1. Concert hall makes a big noise
The Philharmonie de Paris, which serves primarily as a classical music concert hall, celebrated its fifth anniversary in January by announcing that it had received 1.6million visitors in 2019.
This represented its best ever year, though the figure includes not just concert-goers but also participants in educational activities and exhibition visitors.
It is the non-classical music gigs that keep the turnstiles moving, say bosses: “If I have a 100% classical music model, it goes round and round in circles,” said general manager Laurent Bayle. “You have to come up with new proposals around the concert hall.”
World music, jazz, pop and rock, as well as film-concerts are held at the venue, located in the Parc de la Villette and adjacent to the Cité de la Musique.
2. Musso still a must-read
According to a study of fiction sales by the GfK Institute, in 2019 the thriller writer Guillaume Musso was France’s most-read author for the ninth consecutive year.
The 45-year-old, Antibes-born literary phenomenon shifted 1.4million of his books in all formats last year.
His smash-hits were the paperback edition of La jeune fille et la nuit (The Young Girl and the Night) which sold 565,237, and his latest in hardback, La vie secrète des écrivains (The Secret Life of Writers) which sold a whopping 391,000 copies.
The ten best-selling authors alone account for 21% of the sales and turnover of French fiction.
3. France selects Eurovision hope
Singer-songwriter Tom Leeb has been chosen to represent France at this year’s Eurovision Song Contest, to be held in Rotterdam, Holland on May 16.
You can watch the show live on France 2.
Leeb, who released his debut album, Recollection, last December, is the 30-year-old son of popular French comedian and singer Michel Leeb, who gained notoriety in the 1980s for his inappropriate impressions of African and Chinese people speaking French.

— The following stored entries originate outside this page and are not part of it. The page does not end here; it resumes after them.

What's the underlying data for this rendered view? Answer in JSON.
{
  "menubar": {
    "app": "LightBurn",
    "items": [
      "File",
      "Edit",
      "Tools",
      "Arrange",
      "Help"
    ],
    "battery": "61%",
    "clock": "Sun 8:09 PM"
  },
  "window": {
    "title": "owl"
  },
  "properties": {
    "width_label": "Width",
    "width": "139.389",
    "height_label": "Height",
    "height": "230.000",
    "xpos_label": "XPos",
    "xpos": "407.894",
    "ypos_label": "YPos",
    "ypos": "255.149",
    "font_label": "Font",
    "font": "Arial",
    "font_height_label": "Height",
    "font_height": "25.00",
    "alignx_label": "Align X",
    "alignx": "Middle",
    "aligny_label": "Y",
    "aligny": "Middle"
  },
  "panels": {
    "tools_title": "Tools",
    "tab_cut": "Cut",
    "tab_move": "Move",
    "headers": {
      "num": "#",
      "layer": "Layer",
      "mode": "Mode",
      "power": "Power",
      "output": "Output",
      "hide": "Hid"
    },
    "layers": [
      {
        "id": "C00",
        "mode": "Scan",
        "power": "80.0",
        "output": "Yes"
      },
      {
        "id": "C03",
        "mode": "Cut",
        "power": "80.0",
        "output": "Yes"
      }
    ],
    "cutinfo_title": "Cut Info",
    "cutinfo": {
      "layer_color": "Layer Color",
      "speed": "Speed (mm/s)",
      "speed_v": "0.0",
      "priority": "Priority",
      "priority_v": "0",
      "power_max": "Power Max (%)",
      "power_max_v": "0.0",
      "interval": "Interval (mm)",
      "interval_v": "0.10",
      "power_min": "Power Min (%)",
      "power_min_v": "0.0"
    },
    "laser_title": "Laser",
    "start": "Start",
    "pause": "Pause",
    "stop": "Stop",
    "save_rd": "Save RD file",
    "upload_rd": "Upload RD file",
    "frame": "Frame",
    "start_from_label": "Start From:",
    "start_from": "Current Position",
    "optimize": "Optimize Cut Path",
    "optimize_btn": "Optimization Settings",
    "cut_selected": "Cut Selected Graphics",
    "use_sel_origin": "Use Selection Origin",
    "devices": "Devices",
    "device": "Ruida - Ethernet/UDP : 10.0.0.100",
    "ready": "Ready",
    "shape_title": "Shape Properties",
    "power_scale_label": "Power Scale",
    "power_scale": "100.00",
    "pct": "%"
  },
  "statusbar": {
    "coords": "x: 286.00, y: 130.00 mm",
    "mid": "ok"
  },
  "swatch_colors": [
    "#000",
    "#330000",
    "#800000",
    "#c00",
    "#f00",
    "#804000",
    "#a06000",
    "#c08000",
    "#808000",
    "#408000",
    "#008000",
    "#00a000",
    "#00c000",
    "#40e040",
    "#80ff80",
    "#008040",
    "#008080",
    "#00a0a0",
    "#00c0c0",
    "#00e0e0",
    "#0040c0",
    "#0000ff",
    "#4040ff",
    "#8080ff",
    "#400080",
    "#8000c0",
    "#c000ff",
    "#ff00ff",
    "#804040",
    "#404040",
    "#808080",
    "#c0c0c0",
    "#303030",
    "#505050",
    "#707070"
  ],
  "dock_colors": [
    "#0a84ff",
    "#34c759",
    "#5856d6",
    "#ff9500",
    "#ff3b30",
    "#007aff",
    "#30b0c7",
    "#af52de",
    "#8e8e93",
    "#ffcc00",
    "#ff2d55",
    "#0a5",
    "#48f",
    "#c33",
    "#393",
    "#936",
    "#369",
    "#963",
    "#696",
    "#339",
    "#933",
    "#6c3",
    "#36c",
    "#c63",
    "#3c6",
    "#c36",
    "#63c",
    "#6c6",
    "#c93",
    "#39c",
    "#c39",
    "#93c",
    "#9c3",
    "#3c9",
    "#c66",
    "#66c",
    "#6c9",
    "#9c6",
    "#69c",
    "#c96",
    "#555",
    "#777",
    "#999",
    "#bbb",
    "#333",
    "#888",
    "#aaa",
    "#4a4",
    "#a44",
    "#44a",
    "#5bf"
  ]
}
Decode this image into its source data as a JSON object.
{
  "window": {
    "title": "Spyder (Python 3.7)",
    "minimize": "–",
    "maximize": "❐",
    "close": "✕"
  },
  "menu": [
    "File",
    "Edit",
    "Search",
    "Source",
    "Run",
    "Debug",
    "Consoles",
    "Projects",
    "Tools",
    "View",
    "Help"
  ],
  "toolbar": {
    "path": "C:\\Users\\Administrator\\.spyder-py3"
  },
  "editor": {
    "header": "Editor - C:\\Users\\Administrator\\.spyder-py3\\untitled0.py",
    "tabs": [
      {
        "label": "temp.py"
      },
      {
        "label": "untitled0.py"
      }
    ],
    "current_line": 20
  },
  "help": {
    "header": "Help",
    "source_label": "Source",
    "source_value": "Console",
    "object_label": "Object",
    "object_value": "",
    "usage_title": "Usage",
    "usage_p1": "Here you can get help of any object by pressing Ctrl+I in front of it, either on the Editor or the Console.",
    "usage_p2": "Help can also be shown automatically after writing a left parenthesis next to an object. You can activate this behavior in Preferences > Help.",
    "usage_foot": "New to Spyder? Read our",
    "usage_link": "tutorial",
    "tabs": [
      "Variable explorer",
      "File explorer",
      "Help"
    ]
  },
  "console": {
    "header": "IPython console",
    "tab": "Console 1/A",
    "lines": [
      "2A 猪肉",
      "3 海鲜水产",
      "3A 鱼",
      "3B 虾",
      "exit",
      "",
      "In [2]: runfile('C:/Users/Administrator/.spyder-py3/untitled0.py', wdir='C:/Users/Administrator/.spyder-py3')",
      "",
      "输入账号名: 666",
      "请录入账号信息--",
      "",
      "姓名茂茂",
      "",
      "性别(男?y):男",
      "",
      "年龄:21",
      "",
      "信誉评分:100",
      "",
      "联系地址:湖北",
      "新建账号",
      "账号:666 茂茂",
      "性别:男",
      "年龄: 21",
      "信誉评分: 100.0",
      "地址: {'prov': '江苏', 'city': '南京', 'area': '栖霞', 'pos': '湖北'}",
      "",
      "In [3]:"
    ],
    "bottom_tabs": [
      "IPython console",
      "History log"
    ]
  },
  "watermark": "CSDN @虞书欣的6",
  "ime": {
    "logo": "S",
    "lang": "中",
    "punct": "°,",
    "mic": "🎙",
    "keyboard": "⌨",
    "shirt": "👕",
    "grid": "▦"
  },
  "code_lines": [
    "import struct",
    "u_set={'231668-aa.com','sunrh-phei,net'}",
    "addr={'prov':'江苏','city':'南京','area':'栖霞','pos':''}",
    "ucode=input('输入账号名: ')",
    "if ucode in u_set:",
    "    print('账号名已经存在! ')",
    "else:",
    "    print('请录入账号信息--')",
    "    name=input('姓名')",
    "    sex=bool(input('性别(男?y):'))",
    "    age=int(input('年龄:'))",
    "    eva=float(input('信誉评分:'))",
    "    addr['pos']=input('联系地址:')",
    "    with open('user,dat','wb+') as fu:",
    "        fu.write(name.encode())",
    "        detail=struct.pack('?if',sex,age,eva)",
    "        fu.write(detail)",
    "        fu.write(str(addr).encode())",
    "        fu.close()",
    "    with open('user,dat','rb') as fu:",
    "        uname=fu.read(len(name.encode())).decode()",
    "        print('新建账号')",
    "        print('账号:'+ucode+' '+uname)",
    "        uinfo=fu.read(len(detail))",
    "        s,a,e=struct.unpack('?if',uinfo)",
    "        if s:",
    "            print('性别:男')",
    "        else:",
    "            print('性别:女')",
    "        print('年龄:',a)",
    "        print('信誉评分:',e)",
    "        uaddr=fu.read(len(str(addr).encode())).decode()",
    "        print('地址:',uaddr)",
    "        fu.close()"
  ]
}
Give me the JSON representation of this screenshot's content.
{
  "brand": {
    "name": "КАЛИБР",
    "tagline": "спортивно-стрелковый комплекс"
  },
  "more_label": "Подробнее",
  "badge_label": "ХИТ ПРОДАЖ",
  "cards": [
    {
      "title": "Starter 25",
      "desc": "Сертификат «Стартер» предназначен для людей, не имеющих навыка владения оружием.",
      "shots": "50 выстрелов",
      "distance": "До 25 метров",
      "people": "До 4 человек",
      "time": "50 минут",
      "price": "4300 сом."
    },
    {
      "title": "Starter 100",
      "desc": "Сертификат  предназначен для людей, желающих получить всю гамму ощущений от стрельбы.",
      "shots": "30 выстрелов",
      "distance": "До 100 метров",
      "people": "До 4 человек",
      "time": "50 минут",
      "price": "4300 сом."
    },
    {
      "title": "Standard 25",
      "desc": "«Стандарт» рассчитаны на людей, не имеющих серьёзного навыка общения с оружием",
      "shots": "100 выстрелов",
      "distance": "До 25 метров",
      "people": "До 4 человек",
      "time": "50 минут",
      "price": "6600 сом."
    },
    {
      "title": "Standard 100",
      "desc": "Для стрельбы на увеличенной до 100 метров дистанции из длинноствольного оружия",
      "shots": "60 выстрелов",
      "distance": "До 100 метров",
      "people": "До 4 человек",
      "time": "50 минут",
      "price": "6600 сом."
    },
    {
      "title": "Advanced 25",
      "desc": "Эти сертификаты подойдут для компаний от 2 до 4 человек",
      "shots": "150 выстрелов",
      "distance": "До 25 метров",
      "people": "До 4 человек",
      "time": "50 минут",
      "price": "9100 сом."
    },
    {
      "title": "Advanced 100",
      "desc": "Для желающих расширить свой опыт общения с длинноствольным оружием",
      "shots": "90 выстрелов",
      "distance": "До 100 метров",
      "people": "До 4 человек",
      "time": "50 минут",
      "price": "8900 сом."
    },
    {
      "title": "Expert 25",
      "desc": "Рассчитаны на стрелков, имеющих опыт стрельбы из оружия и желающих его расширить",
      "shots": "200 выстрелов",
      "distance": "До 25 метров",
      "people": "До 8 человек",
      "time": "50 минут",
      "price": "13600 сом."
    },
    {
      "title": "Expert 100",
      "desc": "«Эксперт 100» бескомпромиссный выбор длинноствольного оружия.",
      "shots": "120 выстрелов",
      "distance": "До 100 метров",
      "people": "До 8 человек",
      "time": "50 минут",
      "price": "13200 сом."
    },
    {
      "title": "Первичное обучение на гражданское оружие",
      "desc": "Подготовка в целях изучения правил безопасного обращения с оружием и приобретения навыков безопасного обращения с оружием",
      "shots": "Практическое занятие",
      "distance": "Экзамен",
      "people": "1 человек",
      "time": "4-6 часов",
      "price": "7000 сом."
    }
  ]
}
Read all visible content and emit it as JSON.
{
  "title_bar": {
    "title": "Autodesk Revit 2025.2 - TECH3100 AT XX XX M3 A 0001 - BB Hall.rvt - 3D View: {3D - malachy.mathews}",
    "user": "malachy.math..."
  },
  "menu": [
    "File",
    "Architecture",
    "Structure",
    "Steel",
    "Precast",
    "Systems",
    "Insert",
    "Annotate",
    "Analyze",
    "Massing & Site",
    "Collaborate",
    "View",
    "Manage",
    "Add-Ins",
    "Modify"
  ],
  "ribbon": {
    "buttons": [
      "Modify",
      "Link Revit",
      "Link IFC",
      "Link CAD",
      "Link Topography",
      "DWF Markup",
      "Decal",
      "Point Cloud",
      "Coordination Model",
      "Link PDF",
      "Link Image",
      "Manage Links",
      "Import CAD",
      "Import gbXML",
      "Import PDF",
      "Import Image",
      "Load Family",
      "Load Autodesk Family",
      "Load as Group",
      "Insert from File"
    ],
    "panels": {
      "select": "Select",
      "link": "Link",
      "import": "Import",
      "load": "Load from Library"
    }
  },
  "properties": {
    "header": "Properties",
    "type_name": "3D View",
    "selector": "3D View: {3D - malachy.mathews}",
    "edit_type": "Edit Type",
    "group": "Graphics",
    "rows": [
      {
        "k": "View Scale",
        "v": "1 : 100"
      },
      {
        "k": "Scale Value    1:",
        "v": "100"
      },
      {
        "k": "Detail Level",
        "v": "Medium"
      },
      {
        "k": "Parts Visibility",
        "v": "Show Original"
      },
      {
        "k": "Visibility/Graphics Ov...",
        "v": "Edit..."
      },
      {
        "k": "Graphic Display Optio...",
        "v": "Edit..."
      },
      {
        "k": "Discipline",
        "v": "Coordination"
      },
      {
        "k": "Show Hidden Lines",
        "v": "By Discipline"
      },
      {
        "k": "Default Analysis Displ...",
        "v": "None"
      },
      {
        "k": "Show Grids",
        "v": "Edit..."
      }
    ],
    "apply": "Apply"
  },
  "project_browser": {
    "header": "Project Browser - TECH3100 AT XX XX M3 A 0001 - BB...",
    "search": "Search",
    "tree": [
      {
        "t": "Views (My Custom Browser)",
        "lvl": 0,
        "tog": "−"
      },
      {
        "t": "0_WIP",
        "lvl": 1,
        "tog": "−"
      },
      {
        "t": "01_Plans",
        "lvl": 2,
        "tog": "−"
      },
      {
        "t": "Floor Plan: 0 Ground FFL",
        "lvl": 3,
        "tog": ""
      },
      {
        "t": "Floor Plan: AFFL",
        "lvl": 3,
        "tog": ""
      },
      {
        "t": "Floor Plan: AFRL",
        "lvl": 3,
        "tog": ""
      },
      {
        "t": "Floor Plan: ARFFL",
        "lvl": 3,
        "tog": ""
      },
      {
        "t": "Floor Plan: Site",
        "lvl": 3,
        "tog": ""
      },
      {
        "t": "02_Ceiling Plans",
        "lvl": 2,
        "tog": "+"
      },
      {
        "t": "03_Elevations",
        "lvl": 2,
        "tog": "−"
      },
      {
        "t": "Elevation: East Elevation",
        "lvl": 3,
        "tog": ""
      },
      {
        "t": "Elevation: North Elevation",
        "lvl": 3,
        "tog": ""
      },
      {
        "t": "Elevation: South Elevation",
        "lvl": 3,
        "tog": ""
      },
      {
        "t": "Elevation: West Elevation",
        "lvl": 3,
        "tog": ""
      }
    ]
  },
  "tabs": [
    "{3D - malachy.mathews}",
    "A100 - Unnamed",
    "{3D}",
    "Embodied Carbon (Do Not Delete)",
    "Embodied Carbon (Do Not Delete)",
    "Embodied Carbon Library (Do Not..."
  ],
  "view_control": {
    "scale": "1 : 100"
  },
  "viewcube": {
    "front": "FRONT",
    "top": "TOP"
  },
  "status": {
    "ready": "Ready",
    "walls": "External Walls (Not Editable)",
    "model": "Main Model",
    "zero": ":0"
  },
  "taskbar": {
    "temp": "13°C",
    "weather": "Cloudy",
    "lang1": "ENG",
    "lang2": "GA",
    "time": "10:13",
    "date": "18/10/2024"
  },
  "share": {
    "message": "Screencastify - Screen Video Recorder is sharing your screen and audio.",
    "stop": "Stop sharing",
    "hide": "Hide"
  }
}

Leeb fils has appeared on TV screens, acting in Sous le soleil de Saint Tropez.
His musical style is described as blues-rock with pop elements thrown in.
Listen and watch here:
4. Paris a hit with cinéastes
On any given day, there are twenty film shoots taking place in Paris, says the council’s cinema delegate, Michel Gomez.
The statistic was revealed at an annual cinema convention, which sees French regions meet with producers to showcase their potential filming locations.
Mr Gomez said the number of filming days in Paris has been increasing over the last five years, with more than 5,000 work days carried out per year.
Among the reasons France is popular with film makers, he told France Infos, is “because France has attractive tax credit mechanisms put in place by the CNC (National Film Centre) which have put us completely back in the race for big foreign shoots.”
5. Centenary of ‘France’s Titanic’ disaster
2020 marks the centenary of the sinking of the SS Afrique, a liner which perished off the coast of Ile-de-Ré in on January 12, 1920 with the loss of 568 lives.
The sinking brought an horrific end to the ship’s 58th voyage to French colonial trading posts in Africa and represents France’s greatest maritime disaster – and yet it is a relatively little-known tragedy.
Even in the event’s aftermath it was not widely reported in France.
The liner, run by Compagnie des Chargeurs Réunis, was built at the Swan Hunter yard in Wallsend, Tyne and Wear.
It provided the link between Bordeaux and Dakar in Senegal and among the victims were nearly 200 Senegalese skirmishers.
Most of the victims are buried in the cemeteries on the Ile-de-Ré, the closest land to the shipwreck.